La reconnaissance d’un opt-out effectif pour les auteurs
Tous les moteurs d’intelligence artificielle doivent offrir la possibilité effective aux titulaires de droit de pouvoir interdire l’accès à leurs œuvres selon des procédés simples et accessibles à tous.
La garantie du respect du droit d’auteur, tant le droit moral que patrimonial
Afin de défendre les droits des auteurs, la SACD publiera prochainement une nouvelle version de ses conditions générales d’autorisation des diffuseurs audiovisuels et de son contrat-type librement utilisable par les auteurs pour la cession des œuvres audiovisuelles et cinématographiques à un producteur, et qui intégrera une clause par laquelle un auteur pourra s’opposer à l’exploitation de son œuvre par une intelligence artificielle.

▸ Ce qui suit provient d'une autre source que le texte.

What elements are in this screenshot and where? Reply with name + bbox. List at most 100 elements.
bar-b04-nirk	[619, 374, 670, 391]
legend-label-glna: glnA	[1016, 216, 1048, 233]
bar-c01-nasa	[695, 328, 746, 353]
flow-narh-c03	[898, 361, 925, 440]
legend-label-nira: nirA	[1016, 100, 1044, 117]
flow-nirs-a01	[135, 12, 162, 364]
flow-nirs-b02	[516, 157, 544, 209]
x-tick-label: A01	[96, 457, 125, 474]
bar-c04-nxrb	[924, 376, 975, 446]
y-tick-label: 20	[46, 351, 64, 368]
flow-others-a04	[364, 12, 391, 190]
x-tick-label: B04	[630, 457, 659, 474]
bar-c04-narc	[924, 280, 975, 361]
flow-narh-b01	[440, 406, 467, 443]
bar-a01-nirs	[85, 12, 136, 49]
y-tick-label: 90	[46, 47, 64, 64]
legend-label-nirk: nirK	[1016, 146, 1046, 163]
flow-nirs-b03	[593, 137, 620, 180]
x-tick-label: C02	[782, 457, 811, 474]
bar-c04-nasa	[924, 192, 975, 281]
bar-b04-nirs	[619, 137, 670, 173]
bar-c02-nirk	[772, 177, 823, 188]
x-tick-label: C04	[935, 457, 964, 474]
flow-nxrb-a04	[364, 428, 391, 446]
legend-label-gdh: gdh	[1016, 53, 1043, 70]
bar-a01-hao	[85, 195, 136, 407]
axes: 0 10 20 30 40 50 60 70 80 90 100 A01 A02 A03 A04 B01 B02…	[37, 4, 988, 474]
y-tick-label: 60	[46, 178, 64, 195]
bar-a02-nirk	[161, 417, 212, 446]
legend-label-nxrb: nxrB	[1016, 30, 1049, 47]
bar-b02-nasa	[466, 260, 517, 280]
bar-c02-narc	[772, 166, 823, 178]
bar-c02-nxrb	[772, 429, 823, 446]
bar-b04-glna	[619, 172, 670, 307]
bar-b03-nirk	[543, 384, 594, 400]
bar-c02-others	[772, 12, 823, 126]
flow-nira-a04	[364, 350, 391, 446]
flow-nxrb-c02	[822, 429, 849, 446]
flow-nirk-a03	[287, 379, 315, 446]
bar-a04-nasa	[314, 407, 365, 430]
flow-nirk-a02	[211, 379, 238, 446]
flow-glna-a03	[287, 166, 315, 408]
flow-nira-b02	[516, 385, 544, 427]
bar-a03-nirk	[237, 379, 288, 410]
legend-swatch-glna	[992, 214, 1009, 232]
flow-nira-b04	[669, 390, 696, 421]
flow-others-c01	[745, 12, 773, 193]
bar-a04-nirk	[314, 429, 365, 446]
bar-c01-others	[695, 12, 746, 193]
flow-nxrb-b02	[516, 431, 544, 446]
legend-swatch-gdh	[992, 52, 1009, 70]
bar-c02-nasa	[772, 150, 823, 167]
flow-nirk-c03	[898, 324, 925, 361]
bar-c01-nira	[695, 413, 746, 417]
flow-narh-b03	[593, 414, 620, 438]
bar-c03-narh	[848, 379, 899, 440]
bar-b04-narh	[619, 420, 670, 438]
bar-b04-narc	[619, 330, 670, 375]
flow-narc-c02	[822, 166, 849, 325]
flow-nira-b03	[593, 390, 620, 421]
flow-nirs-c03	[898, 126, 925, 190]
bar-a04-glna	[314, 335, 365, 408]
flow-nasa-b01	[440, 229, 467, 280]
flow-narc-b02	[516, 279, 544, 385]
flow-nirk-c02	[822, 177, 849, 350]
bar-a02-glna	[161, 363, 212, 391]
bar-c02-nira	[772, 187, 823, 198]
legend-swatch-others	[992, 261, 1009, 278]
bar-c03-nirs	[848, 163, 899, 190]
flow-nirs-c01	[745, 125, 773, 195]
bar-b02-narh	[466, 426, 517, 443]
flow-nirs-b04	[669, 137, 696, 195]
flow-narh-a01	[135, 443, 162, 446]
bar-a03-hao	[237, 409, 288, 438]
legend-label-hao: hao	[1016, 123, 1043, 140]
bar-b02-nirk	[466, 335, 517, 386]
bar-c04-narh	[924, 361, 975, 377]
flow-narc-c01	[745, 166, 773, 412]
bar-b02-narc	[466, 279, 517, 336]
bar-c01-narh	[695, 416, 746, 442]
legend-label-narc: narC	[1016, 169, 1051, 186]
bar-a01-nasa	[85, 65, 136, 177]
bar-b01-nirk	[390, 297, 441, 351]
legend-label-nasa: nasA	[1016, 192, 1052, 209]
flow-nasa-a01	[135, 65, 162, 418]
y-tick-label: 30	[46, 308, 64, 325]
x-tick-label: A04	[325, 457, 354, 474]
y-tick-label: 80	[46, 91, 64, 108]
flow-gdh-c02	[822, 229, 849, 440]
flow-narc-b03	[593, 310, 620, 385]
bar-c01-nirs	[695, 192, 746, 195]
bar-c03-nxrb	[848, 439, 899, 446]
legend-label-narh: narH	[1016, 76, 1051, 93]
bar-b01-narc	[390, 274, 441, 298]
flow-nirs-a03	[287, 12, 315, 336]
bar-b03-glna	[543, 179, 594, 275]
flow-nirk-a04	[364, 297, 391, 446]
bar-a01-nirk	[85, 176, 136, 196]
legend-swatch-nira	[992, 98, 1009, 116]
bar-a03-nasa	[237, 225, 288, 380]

Elle se réserve aussi le droit d’examiner tout recours juridique qui serait utile à l’encontre de services exploitant les œuvres des auteurs membres de la SACD sans qu’ils en aient l’autorisation.
Il n’y a d’ailleurs aucune raison qu’une œuvre licitement exploitée par un opérateur d’intelligence artificielle ne génère pas des droits d’auteurs au profit des femmes et des hommes qui en sont les auteurs.
L’exploitation de ces œuvres, autorisée par les auteurs, doit impérativement s’inscrire dans le cadre d’un modèle économique basé sur l’octroi d’une licence d’autorisation des œuvres par un organisme de gestion collective, en contrepartie d’un pourcentage des recettes générées par les opérateurs d’intelligence artificielle.
Par sa capacité à gérer des informations multiples et complexes et à assurer une juste répartition entre les auteurs, la gestion collective offre en effet le meilleur outil pour permettre le développement des modèles d’intelligence artificielle dans un cadre respectueux des droits des auteurs et en leur assurant le versement de leur juste droit à rémunération conformément aux dispositions légales.
La nécessité d’une régulation de l’utilisation des œuvres par les IA
L’Union européenne a su mettre en place un modèle de supervision et de contrôle du respect des données personnelles efficace et capable de sanctionner les services qui utiliseraient abusivement les données personnelles des citoyens européens.
La même démarche doit prévaloir pour le déploiement des services liées à l’intelligence artificielle : un organisme de régulation devrait pouvoir enregistrer et contrôler les déclarations des activités des fournisseurs de ces services, en particulier concernant l’exploitation d’œuvres protégées par le droit d’auteur, et disposer de pouvoirs d’investigations étendus et de sanctions effectives. Avec le renforcement récent de ses compétences pour veiller au respect de la propriété intellectuelle, l’ARCOM serait légitime à assurer cette mission de régulation, avec des moyens accrus.
La politique de régulation de l’IA devra se mettre en place au niveau européen mais aussi en France. D’ores et déjà, l’Union européenne a posé les jalons d’une régulation effective à travers les travaux en cours au Parlement européen, en avançant positivement sur les obligations de transparence. C’est un premier pas qui devra être complété, renforcé et enrichi lors de la prochaine législature issue des élections européennes de 2024. La SACD attend des partis politiques français des engagements clairs et protecteurs de la création et des auteurs à l’occasion de la campagne électorale.
Sans attendre, les pouvoirs publics en France, en particulier le ministère de la Culture et le CNC, doivent agir et prendre des initiatives, en association, le cas échéant avec l’INRIA et des centres de recherche en droit des technologies et d’éthique du numérique. Il est urgent d’évaluer à court et moyen terme les conséquences de l’intelligence artificielle sur la création française et de définir les contours d’une réaction rapide et adaptée de nature à préserver sa diversité, le travail des auteurs et autrices et la pérennité de leurs droits. De son côté, la SACD est disponible pour accompagner et prendre toute sa part à l’élaboration de ce nouveau cadre à l’ère de l’intelligence artificielle.